Aubrevillea kerstingii

Scientific classification
- Kingdom: Plantae
- Clade: Tracheophytes
- Clade: Angiosperms
- Clade: Eudicots
- Clade: Rosids
- Order: Fabales
- Family: Fabaceae
- Subfamily: Caesalpinioideae
- Clade: Mimosoid clade
- Genus: Aubrevillea
- Species: A. kerstingii
- Binomial name: Aubrevillea kerstingii (Harms) Pellegr.
- Synonyms: Piptadenia kerstingii Harms;

= Aubrevillea kerstingii =

- Authority: (Harms) Pellegr.

Species of tree

Aubrevillea kerstingii is a large tree within the Fabaceae family.

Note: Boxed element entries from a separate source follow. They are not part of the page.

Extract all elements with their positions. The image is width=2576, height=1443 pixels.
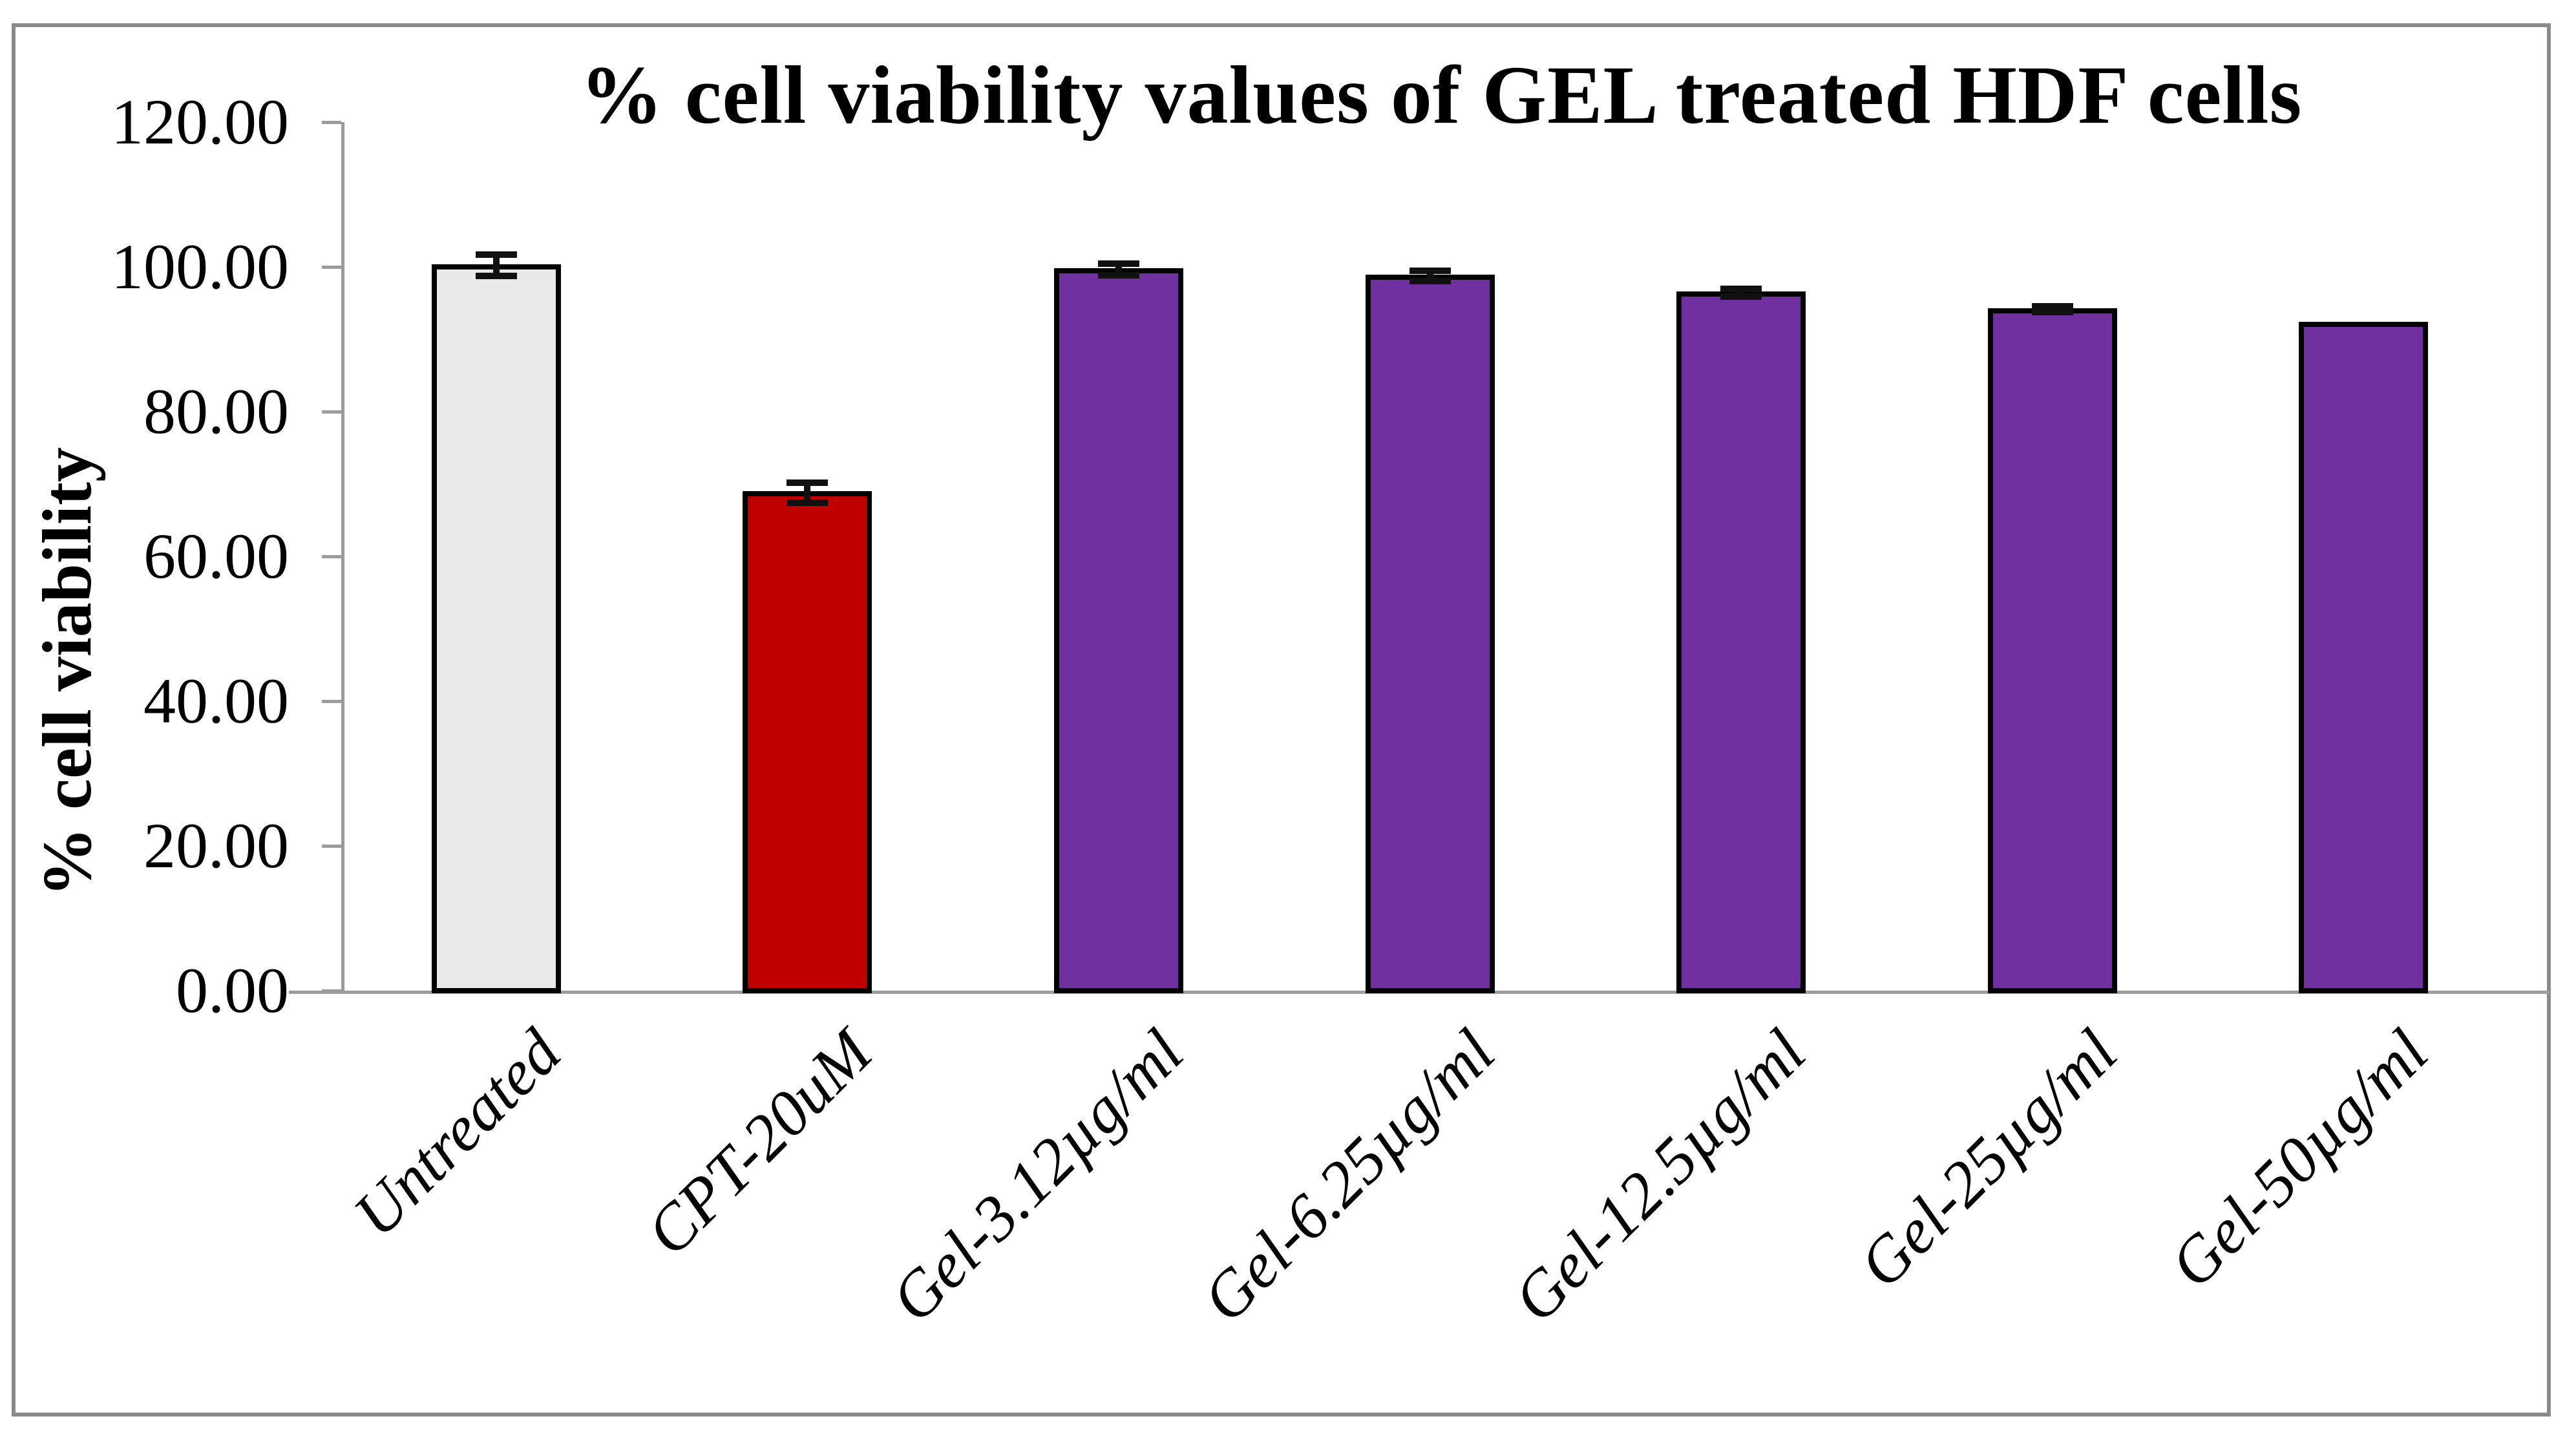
error-bar-cap-bottom xyxy=(2031,309,2073,316)
y-tick-mark xyxy=(322,266,341,269)
y-tick-mark xyxy=(322,555,341,558)
y-tick-label: 60.00 xyxy=(143,520,289,592)
y-tick-mark xyxy=(322,700,341,703)
y-tick-mark xyxy=(322,121,341,124)
bar-untreated xyxy=(431,264,561,993)
error-bar-vline xyxy=(1738,286,1745,300)
y-tick-label: 20.00 xyxy=(143,810,289,881)
error-bar-cap-bottom xyxy=(1098,272,1139,279)
chart-title: % cell viability values of GEL treated H… xyxy=(580,49,2303,141)
y-axis-title-text: % cell viability xyxy=(29,447,106,897)
y-tick-label: 80.00 xyxy=(143,375,289,447)
bar-gel-12-5-g-ml xyxy=(1676,291,1806,993)
y-tick-label: 120.00 xyxy=(111,86,289,158)
error-bar-cap-bottom xyxy=(475,273,517,280)
error-bar-cap-bottom xyxy=(1409,278,1451,285)
y-axis-line xyxy=(341,122,344,994)
y-tick-label: 100.00 xyxy=(111,231,289,302)
bar-gel-6-25-g-ml xyxy=(1365,275,1495,993)
error-bar-gel-12-5-g-ml xyxy=(1720,286,1762,300)
y-tick-mark xyxy=(322,845,341,848)
bar-gel-25-g-ml xyxy=(1987,308,2117,993)
error-bar-vline xyxy=(804,479,811,506)
y-tick-mark xyxy=(322,410,341,414)
error-bar-untreated xyxy=(475,251,517,280)
y-tick-mark xyxy=(322,989,341,993)
bar-gel-50-g-ml xyxy=(2299,322,2429,993)
error-bar-cpt-20um xyxy=(787,479,829,506)
y-axis-title: % cell viability xyxy=(19,362,116,982)
error-bar-vline xyxy=(1115,260,1122,279)
error-bar-cap-bottom xyxy=(787,499,829,506)
y-tick-label: 40.00 xyxy=(143,665,289,737)
error-bar-vline xyxy=(1426,268,1433,285)
bar-cpt-20um xyxy=(743,491,872,993)
y-tick-label: 0.00 xyxy=(176,954,289,1026)
bar-gel-3-12-g-ml xyxy=(1054,268,1183,993)
error-bar-gel-25-g-ml xyxy=(2031,303,2073,316)
error-bar-vline xyxy=(492,251,500,280)
error-bar-cap-bottom xyxy=(1720,293,1762,300)
error-bar-gel-3-12-g-ml xyxy=(1098,260,1139,279)
error-bar-gel-6-25-g-ml xyxy=(1409,268,1451,285)
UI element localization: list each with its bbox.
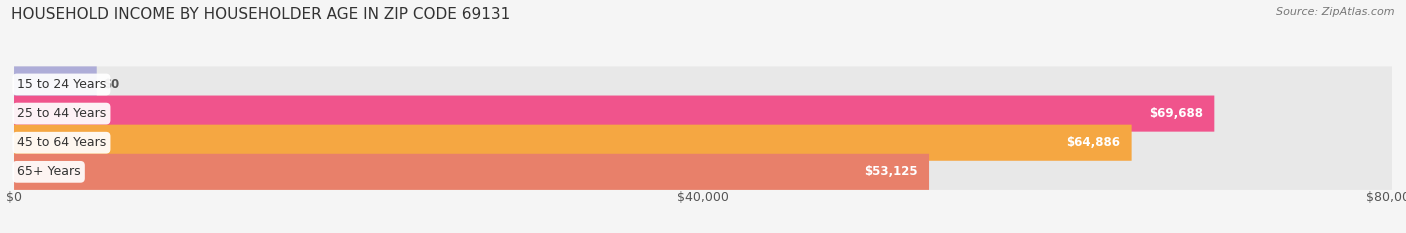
Text: $69,688: $69,688 bbox=[1149, 107, 1204, 120]
FancyBboxPatch shape bbox=[14, 66, 97, 103]
Text: $0: $0 bbox=[104, 78, 120, 91]
FancyBboxPatch shape bbox=[14, 154, 1392, 190]
Text: 45 to 64 Years: 45 to 64 Years bbox=[17, 136, 105, 149]
FancyBboxPatch shape bbox=[14, 125, 1132, 161]
Text: $64,886: $64,886 bbox=[1067, 136, 1121, 149]
FancyBboxPatch shape bbox=[14, 154, 929, 190]
FancyBboxPatch shape bbox=[14, 96, 1392, 132]
Text: $53,125: $53,125 bbox=[865, 165, 918, 178]
Text: 65+ Years: 65+ Years bbox=[17, 165, 80, 178]
FancyBboxPatch shape bbox=[14, 66, 1392, 103]
FancyBboxPatch shape bbox=[14, 125, 1392, 161]
Text: 25 to 44 Years: 25 to 44 Years bbox=[17, 107, 105, 120]
FancyBboxPatch shape bbox=[14, 96, 1215, 132]
Text: 15 to 24 Years: 15 to 24 Years bbox=[17, 78, 105, 91]
Text: Source: ZipAtlas.com: Source: ZipAtlas.com bbox=[1277, 7, 1395, 17]
Text: HOUSEHOLD INCOME BY HOUSEHOLDER AGE IN ZIP CODE 69131: HOUSEHOLD INCOME BY HOUSEHOLDER AGE IN Z… bbox=[11, 7, 510, 22]
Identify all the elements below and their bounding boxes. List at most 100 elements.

It occurs in semi-deciduous forests, gallery forests and also found in the savannah woodland zones of West and Central Africa.

== Description ==
The species is a large tree that grows up to 35 meters in height with a long straight trunk and plank like buttresses spreading up to 3 meters from the trunk; its bark is reddish brown and scaly Leaves are bipinnately compound, 6-8 pairs of pinnae consisting of 20-30 pairs of leaflets per pinnae; leaflets are up to 2 cm long and 4 cm wide and are glabrous at maturity, they are oblong in outline and pointed at the top. Inflorescence is raceme like, fruit is an indehiscent and membranous pod that is oblong in shape, up to 16 mm in length.